TOM AND SPIKE CLASSIFIER
An implementation of Tensorflow Object Detection API
This project is a hands-on tutorial for anyone who aspires to learn object detection. To keep things simple, I chose to implement this using Google's Tensorflow Object Detection API. I hosted a meetup for this project and around 70 people attended the session. I decided to choose a dataset that would interest everyone - The Tom and Jerry Show, because why not! The session was recorded and the lecture is posted on Youtube. I also wrote a series of four blogs for this project. You can find the blog here.
AUTO DEEP LEARNING
An attempt to make Deep Learning easier for everyone
This project makes deep learning easier for everyone. Users, both with and without ML knowledge, can train small neural networks for their data(currently only CSV data is supported).
The user needs to just upload their CSV and enter the type of task(regression or classification), along with the name of the target column. The system would then select the best features, scale them according to their data type, decide the no. of layers to be used, decide the activation and loss functions, then apply cross-validation and store the results in an appropriate location.
BITCOIN PRICE PREDICTION USING MULTIPLE REGRESSION TECHNIQUES
An attempt to facilitate Cryptocurrency trading for traders
The goal of this project was to determine just how well commonly used regression techniques performed in the context of bitcoin price prediction. We compared the following Regression techniques:
Lasso, Ridge, Decision Trees, Light GBM, XG Boost and SVM Regressors.
For our analysis, we utilized minute level bitcoin pricing data, originally scraped from the crypto-currency exchange BitFinex. This data consisted of 2,638,113 observations, spanning from 4/01/2013 at 06:56:00 to 2/07/2020 at 18:22:00. In order to analyze the performance of various regression models, we needed to devise a scheme for training each regression model. While methods such as cross-validation and shuffled splitting are commonly used in this regard, such methods are not applicable to time series data due to the inherent assumption that observations in the data are independent of one another, which is false in the case of financial time series.
Thus, we sought to compare both the effectiveness and the cost of offline regression models trained on some past fixed portion of data versus online learning models, trained solely on some fixed number of previous observations n .

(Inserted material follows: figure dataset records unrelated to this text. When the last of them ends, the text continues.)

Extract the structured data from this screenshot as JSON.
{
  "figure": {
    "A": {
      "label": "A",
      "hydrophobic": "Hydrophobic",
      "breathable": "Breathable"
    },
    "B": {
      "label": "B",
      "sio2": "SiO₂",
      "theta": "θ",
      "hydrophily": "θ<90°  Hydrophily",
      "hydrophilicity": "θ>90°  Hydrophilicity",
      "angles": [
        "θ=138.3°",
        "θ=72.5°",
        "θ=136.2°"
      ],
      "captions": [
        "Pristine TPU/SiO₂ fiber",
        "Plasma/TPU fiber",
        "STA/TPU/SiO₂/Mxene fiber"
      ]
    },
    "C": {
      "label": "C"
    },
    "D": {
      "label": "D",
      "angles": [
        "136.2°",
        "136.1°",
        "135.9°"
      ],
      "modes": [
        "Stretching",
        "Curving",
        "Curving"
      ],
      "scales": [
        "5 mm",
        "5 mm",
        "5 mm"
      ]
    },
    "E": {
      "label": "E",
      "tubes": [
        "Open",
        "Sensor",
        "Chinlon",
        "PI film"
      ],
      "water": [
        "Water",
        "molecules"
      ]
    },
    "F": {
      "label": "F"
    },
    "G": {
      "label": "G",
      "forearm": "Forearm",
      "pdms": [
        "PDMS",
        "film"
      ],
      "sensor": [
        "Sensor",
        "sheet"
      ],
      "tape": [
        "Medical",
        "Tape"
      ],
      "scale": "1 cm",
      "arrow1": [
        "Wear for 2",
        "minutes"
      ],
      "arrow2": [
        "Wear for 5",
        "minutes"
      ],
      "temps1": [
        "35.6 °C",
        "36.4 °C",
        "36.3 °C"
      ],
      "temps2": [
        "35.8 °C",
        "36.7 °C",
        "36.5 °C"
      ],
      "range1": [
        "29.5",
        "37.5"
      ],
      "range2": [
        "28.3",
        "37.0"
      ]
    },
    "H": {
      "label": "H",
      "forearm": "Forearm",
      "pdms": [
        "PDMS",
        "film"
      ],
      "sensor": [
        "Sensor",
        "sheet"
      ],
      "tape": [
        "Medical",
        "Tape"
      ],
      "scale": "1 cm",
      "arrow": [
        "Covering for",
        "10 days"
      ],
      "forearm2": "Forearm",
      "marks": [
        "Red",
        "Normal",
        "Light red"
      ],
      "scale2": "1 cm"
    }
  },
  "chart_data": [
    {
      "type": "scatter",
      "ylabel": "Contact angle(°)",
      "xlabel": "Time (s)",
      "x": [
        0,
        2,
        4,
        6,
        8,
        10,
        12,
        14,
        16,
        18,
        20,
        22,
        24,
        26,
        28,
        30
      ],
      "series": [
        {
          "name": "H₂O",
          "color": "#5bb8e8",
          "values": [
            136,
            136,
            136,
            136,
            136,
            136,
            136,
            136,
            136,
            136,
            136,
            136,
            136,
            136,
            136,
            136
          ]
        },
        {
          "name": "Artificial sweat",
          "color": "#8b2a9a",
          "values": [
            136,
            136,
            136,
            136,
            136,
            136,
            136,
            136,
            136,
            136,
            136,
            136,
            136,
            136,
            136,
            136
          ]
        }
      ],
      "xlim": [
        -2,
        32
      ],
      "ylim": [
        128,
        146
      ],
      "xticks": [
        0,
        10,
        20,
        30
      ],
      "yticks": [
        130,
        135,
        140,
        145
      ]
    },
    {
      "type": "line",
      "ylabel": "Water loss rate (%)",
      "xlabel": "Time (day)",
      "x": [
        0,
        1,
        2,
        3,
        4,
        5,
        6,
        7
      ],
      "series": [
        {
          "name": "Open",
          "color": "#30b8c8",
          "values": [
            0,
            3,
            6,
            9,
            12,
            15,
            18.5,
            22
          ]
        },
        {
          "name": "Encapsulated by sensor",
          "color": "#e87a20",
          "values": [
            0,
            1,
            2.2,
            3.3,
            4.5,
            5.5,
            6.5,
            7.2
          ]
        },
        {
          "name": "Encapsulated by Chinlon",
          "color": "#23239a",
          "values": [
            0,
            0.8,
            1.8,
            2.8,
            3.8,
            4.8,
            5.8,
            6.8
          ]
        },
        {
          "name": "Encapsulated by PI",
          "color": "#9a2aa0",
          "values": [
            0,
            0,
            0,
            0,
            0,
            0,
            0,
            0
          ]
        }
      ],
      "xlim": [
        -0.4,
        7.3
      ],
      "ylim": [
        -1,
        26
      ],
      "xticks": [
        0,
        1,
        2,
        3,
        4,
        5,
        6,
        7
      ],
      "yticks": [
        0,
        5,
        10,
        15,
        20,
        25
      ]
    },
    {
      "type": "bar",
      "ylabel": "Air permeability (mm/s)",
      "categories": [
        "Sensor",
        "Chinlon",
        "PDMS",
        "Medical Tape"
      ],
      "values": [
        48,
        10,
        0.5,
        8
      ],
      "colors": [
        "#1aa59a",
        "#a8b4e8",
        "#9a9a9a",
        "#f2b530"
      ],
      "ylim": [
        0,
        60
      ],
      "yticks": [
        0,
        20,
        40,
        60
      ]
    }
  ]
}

COREFERENCE RESOLUTION SYSTEM
A model that finds all the references that belong to a given Coreference cluster in multiple documents
The goal of this project is to find all the occurrences of words that belong to a given cluster head, in multiple documents. Coreference resolution is still a research area in NLP, so we tried multiple techniques to achieve this.
We implemented string matching for words and noun phrases, word embedding similarity, word semantics by Spacy, and Hobb's algorithm for making clusters for pronouns and noun phrases separately.

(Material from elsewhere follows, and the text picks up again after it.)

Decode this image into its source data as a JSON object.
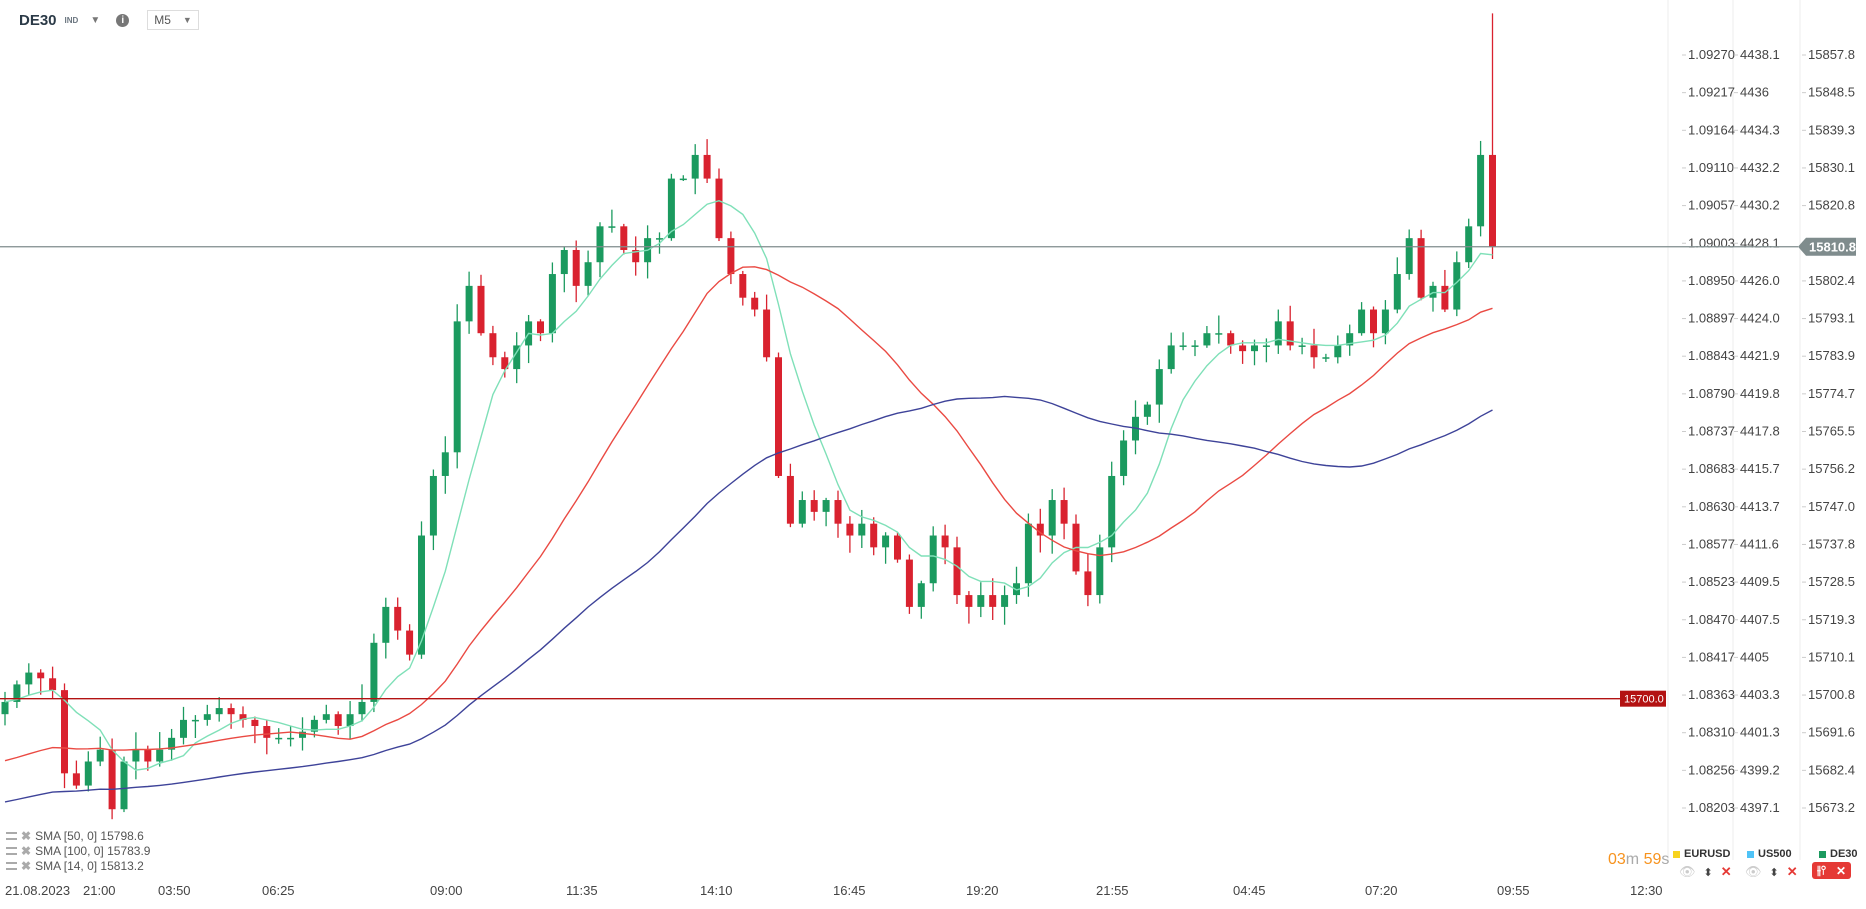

RANDOM PROJECTS USING RESERVOIR COMPUTING
A model that makes non-linear data linearly separable using a reservoir
This project is a niche ML system that makes non-linear data linearly separable in a higher dimension using Crosstalk between two current-carrying wires as a reservoir, by using the principles of Reservoir Computing.
A reservoir computing system consists of a reservoir for mapping inputs into a high-dimensional space and a readout for pattern analysis from the high-dimensional states in the reservoir. The major advantage of reservoir computing compared to other recurrent neural networks is fast learning, resulting in low training costs.
Crosstalk is any phenomenon by which a signal transmitted on one circuit or channel of a transmission system creates an undesired eﬀect in another circuit or channel and is usually caused by undesired capacitive, inductive, or conductive coupling from one circuit or channel to another. This phenomenon is undesired in electronics. But we are trying to use this phenomenon as a ’Physical Reservoir’ to project our data into higher dimension.